Un antiguo relato hebreo narra que un maestro preguntaba en clase: “¿Quién sabe a ciencia cierta cuándo amanece?”. Sus alumnos, en broma y con risas, respondían: “Cuando se puede distinguir un perro de una cabra… o un burro de un caballo”. El sabio y paciente maestro declaraba entonces: “Amanece cuando caminas muy temprano, y viendo venir a otra persona, aún sin distinguir su rostro o saber su nombre, dices en tu corazón: Ahí viene un hermano mío”.
En efecto, el descubrir en el otro a un hermano y no a un simple “semejante de la misma especie” es el sentimiento, y mejor aún, la actitud de fraternidad hacia toda persona de la que trata la última encíclica de Papa Francisco, Todos hermanos, tan comentada y acogida en los medio sociales, pues invita a reconocer en el otro una cierta parte de sí mismo, de la Humanidad de la que se forma parte, “más allá de los datos, caracterizaciones y distinciones”, que al final vienen a ser parte de un “momento oscuro”, como el actual, donde la confrontación por las diferencias está a la orden del día: donde los ideales de un mundo reconstruido en ideales fraternos luego de las guerras mundiales, parecen “sueños rotos” (Encíclica Todos hermanos, Capítulo I, No. 9ss.).
Un mundo sorprendido por la pandemia del covid-19 que, paradójicamente, nos ha situado a todos en la misma tempestad, revelando una debilidad natural presente en toda persona sin distinción. “La encíclica del Papa se dirige no solo a los católicos, sino a toda la humanidad, para que prevalezca la fraternidad y la amistad social y ayude a la familia humana a vivir de manera más digna en un mundo donde se respeten los derechos de toda persona, en el que cada uno sea dignamente acogido…” (Cardenal M.A. Ayuso, presidente del Pontificio Consejo para el Diálogo interreligioso).
Cierto, esa pandemia ha mostrado la pobreza en el espíritu de unidad internacional ante su prevención, control y remedio. Por ejemplo, en el tema de la carrera por la vacuna y su mercantilización. Y sin embargo —paradójicamente, repetimos— es la Humanidad herida como un solo ser el que siente en cada redoble de campana una alusión al propio funeral (cf. E. Hemingway “¿Por quien doblan las campanas?” 1940). La vía de la fraternidad, no solo para la solución de un drama puntual, sino como plataforma de encuentro perenne, es doble:
1) El detenerse en el camino de la vida, como el Buen Samaritano, ante el herido que no tiene nombre, pero está necesitado (cf. Lc 10, 25-27; Todos hermanos No. 56ss.). Detenerse y “ponerse en los zapatos del otro” (Papa Francisco, 28 de febrero del 2017) para crear una fraternidad sin fronteras (Nos. 80-83) dejándose interpelar precisamente por el rostro desconocido del forastero, presente hoy en el drama migratorio internacional (cf. Nos. 84-86);
2) La vía imprescindible del diálogo: que bien resume la encíclica en septenario de verbos: acercarse, expresarse, escucharse, mirarse, conocerse, tratar de comprenderse, buscar puntos de contacto. Un extenso camino “siempre por iniciar” (cardenal Ayuso) pero urgente ante los miedos, tambores de guerra, fundamentalismos violentos y, sobre todo, ante un mundo que ya no dialoga, sino se lleva de “las primeras y superficiales impresiones de las redes sociales”.

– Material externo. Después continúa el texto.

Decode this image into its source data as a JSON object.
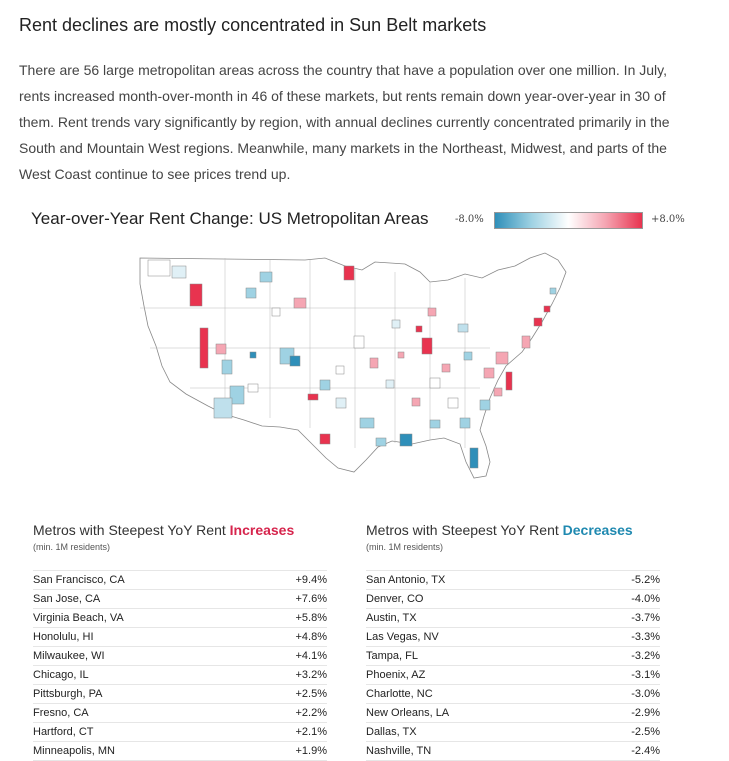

Nuestro sentimiento de pésame y esperanza cristiana al P. Víctor Ruano, colaborador de esta columna por más de veinte años, ante la reciente pérdida de su mamá, y que sea la Virgen del Rosario, patrona de Guatemala, la que interceda para suscitar la fraternidad por la vía del diálogo en una nación tan plural, pero con una hermosa vocación por sobre todo: la apertura de corazón al mundo entero, concretizado en el hermano que viene por el camino, aunque sepamos su nombre o reconozcamos su rostro.